Performance issues impacting a subset of EU Customers

Incident Report for Interact

Postmortem

On 29th August 2019 at 10:00am (UTC) Interact engineers identified an issue with increased latency within the EU pod meaning a subset of users were unable to access their Intranet.

‌

Investigation and Root Cause

Interact’s alerting and monitoring alerted our infrastructure team to a spike in performance. Our web server infrastructure was immediately investigated and logs identified that a sudden increase in load caused ‌service disruption for a subset of users.

‌

Resolution and Mitigation Steps

The issue was identified to be an increased load on the NFS drive which acts as a document store for Interact as a result of unforeseen load spike. This has caused an increase in latency in the EU region. All requests using the data on the NFS drive were affected by the sub-optimal performance. The service was restored fully by restarting the NFS service and rotating the web server instances to drain the requests and reset the internal flow of traffic. All services were reporting healthy and no errors were thrown during the incident. We have not experience this issue since restarting the NFS service and rotating the web boxes, even with increased loads, therefore it suggests this issue was an intermittent issue at a hardware level which was resolved by rotating the instances and restarting the NFS service.
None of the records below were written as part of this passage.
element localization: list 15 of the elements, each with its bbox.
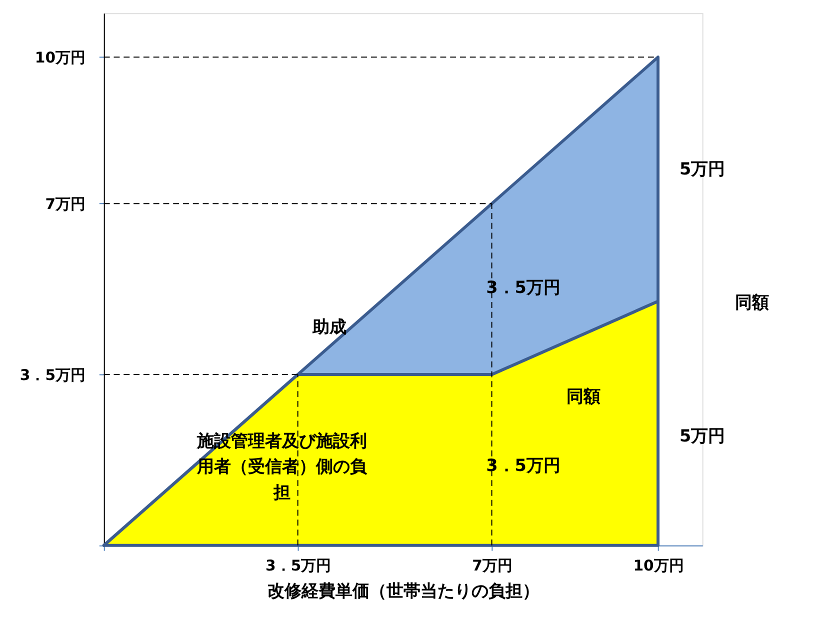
x-tick-label: 3．5万円 [266,558,332,575]
x-tick-label: 7万円 [472,558,512,575]
annotation: 施設管理者及び施設利用者（受信者）側の負担 [196,430,368,502]
y-tick-label: 3．5万円 [20,366,86,384]
annotation: 3．5万円 [486,277,560,298]
text: 同額 [734,292,769,312]
annotation: 同額 [566,386,601,406]
annotation: 5万円 [680,426,726,446]
y-tick-label: 10万円 [34,50,86,67]
x-tick-label: 10万円 [633,558,684,575]
y-tick-label: 7万円 [45,196,86,214]
x-axis-title: 改修経費単価（世帯当たりの負担） [268,580,540,600]
annotation: 5万円 [680,158,726,178]
annotation: 助成 [311,316,346,337]
annotation: 3．5万円 [486,455,560,476]
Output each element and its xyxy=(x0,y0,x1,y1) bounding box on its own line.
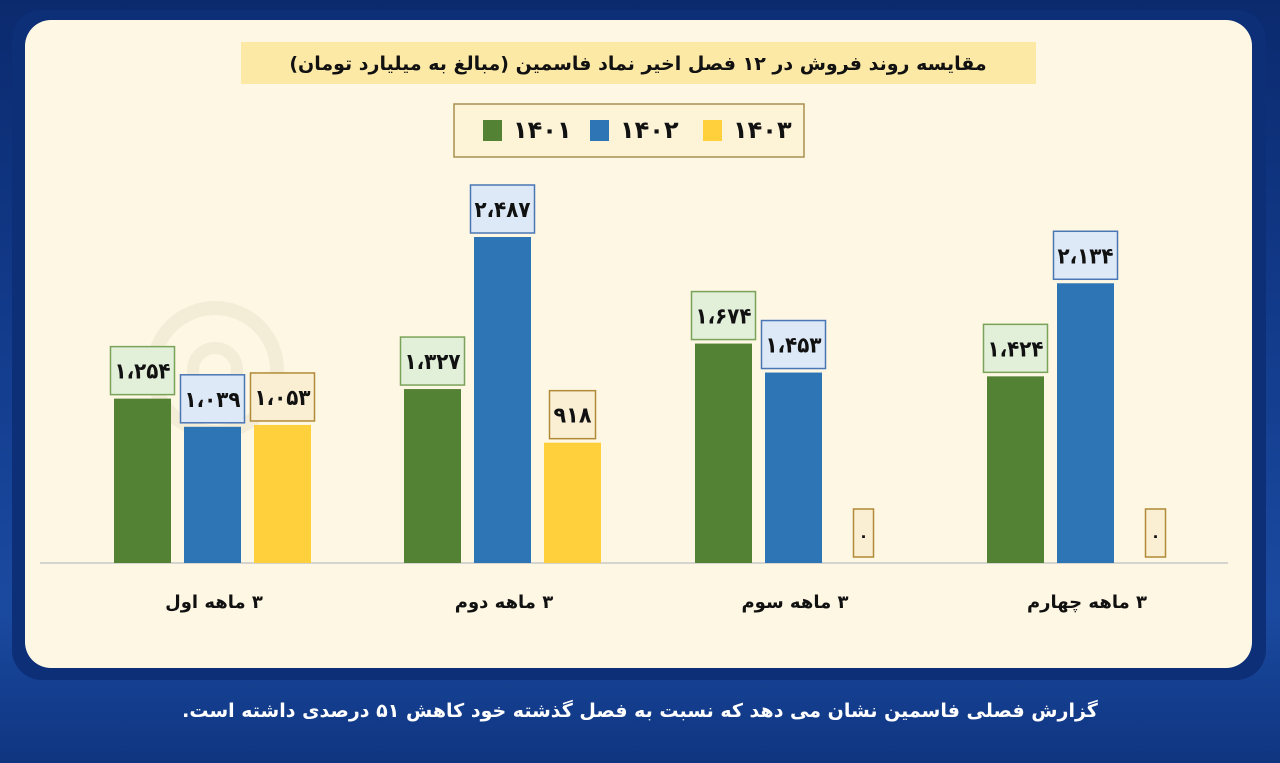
data-label-2-2: ۲،۴۸۷ xyxy=(475,198,532,223)
legend-label-2: ۱۴۰۲ xyxy=(620,116,679,144)
data-label-box-3-2 xyxy=(548,389,597,440)
x-tick-label-3: ۳ ماهه سوم xyxy=(741,592,848,613)
title-background xyxy=(241,42,1036,84)
bar-chart: مقایسه روند فروش در ۱۲ فصل اخیر نماد فاس… xyxy=(40,42,1228,613)
data-label-box-1-3 xyxy=(690,290,757,341)
data-label-box-3-3 xyxy=(852,508,875,558)
bar-2-3 xyxy=(765,372,822,563)
x-tick-label-4: ۳ ماهه چهارم xyxy=(1027,592,1147,613)
bar-1-3 xyxy=(695,343,752,563)
legend-label-1: ۱۴۰۱ xyxy=(513,116,572,144)
legend-swatch-1 xyxy=(483,120,502,141)
data-label-box-2-4 xyxy=(1052,230,1119,281)
data-label-1-4: ۱،۴۲۴ xyxy=(988,337,1044,362)
legend-label-3: ۱۴۰۳ xyxy=(733,116,792,144)
data-label-box-3-4 xyxy=(1144,508,1167,558)
data-label-box-3-1 xyxy=(249,372,316,422)
data-label-3-1: ۱،۰۵۳ xyxy=(255,386,312,411)
data-label-1-2: ۱،۳۲۷ xyxy=(405,350,462,375)
bar-2-4 xyxy=(1057,283,1114,563)
data-label-box-1-2 xyxy=(399,336,466,386)
data-label-box-2-1 xyxy=(179,374,246,424)
bar-1-2 xyxy=(404,389,461,563)
data-label-3-4: ۰ xyxy=(1151,526,1161,545)
legend-swatch-2 xyxy=(590,120,609,141)
bar-1-1 xyxy=(114,398,171,563)
bar-2-2 xyxy=(474,237,531,563)
data-label-box-2-3 xyxy=(760,319,827,370)
data-label-2-3: ۱،۴۵۳ xyxy=(766,334,823,359)
chart-panel: مقایسه روند فروش در ۱۲ فصل اخیر نماد فاس… xyxy=(25,20,1252,668)
x-tick-label-2: ۳ ماهه دوم xyxy=(455,592,553,613)
bar-1-4 xyxy=(987,376,1044,563)
data-label-2-1: ۱،۰۳۹ xyxy=(185,388,241,413)
legend-swatch-3 xyxy=(703,120,722,141)
bar-3-2 xyxy=(544,442,601,563)
data-label-box-1-1 xyxy=(109,345,176,396)
legend-box xyxy=(453,103,805,158)
data-label-1-3: ۱،۶۷۴ xyxy=(696,305,752,330)
chart-title: مقایسه روند فروش در ۱۲ فصل اخیر نماد فاس… xyxy=(289,53,986,75)
data-label-box-2-2 xyxy=(469,184,536,234)
data-label-box-1-4 xyxy=(982,323,1049,374)
bar-2-1 xyxy=(184,426,241,563)
bar-3-1 xyxy=(254,424,311,563)
data-label-3-3: ۰ xyxy=(859,526,869,545)
data-label-1-1: ۱،۲۵۴ xyxy=(115,360,171,385)
x-tick-label-1: ۳ ماهه اول xyxy=(165,592,263,613)
footer-caption: گزارش فصلی فاسمین نشان می دهد که نسبت به… xyxy=(182,700,1098,722)
data-label-3-2: ۹۱۸ xyxy=(554,404,593,429)
data-label-2-4: ۲،۱۳۴ xyxy=(1058,244,1114,269)
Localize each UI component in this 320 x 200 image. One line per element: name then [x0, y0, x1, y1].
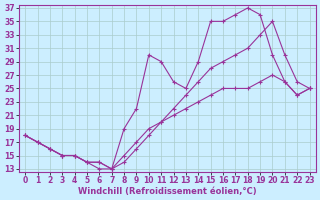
X-axis label: Windchill (Refroidissement éolien,°C): Windchill (Refroidissement éolien,°C) — [78, 187, 257, 196]
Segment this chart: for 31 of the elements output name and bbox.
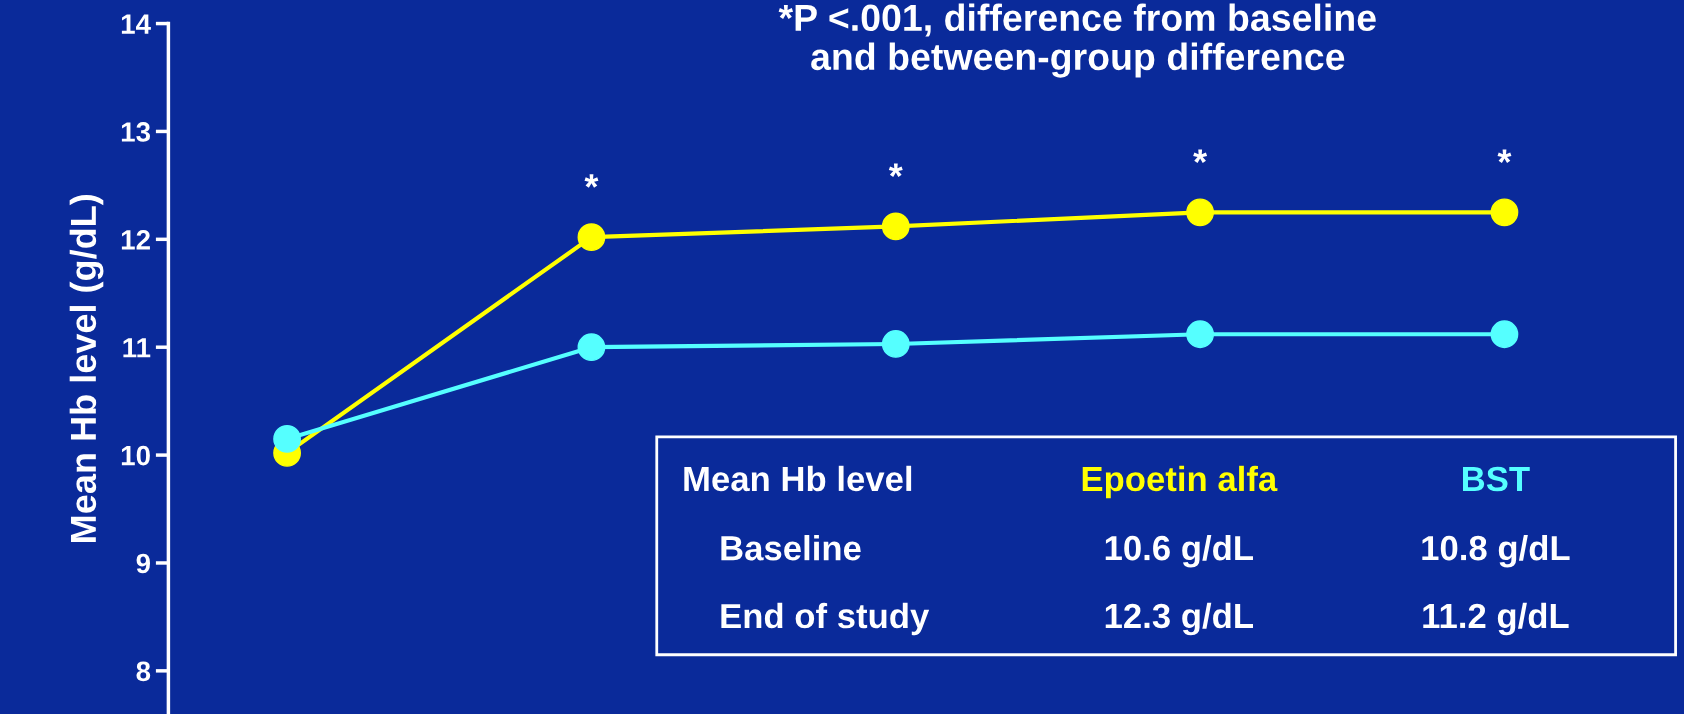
annotation: * xyxy=(1193,149,1208,163)
y-tick-label: 8 xyxy=(136,661,151,682)
annotation: 10.8 g/dL xyxy=(1422,534,1570,568)
point xyxy=(1186,198,1214,227)
y-axis-title: Mean Hb level (g/dL) xyxy=(69,195,104,542)
point xyxy=(1186,320,1214,349)
point xyxy=(273,425,301,453)
annotation: * xyxy=(1497,149,1512,163)
point xyxy=(1490,320,1519,349)
y-tick-label: 14 xyxy=(121,14,151,34)
text: Epoetin alfa xyxy=(1082,465,1278,499)
annotation: 12.3 g/dL xyxy=(1105,602,1253,636)
annotation: * xyxy=(888,163,903,177)
y-tick-label: 10 xyxy=(121,445,150,466)
y-tick-label: 12 xyxy=(121,229,150,250)
point xyxy=(881,212,910,241)
annotation: 11.2 g/dL xyxy=(1423,602,1569,636)
y-tick-label: 9 xyxy=(136,553,151,574)
text: BST xyxy=(1462,466,1530,492)
chart-title: *P <.001, difference from baseline and between-group difference xyxy=(778,3,1376,78)
point xyxy=(1490,198,1519,227)
y-tick-label: 11 xyxy=(123,338,151,358)
point xyxy=(577,333,606,362)
annotation: * xyxy=(584,174,599,188)
annotation: Baseline xyxy=(721,535,861,561)
point xyxy=(577,223,606,252)
annotation: Mean Hb level xyxy=(684,465,912,492)
annotation: 10.6 g/dL xyxy=(1105,534,1253,568)
y-tick-label: 13 xyxy=(121,122,151,142)
annotation: End of study xyxy=(721,602,930,636)
point xyxy=(881,330,910,358)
Interact continues to monitor this closely and our engineers rotate the instances on a regular basis to mitigate the risk of hardware level issues or fluctuations on long running instances.

Posted Oct 01, 2019 - 09:17 UTC

Resolved

This incident has been resolved. A full post mortem will be issued shortly.

Posted Aug 29, 2019 - 10:50 UTC

Identified

The issue has been identified and a fix is being implemented.

Posted Aug 29, 2019 - 10:28 UTC

Investigating

Interact Engineers are currently investigating issues within the EU of higher than normal latency which is causing slowness and service disruption across all EU customers.

Posted Aug 29, 2019 - 10:06 UTC

This incident affected: EMEA Public Cloud.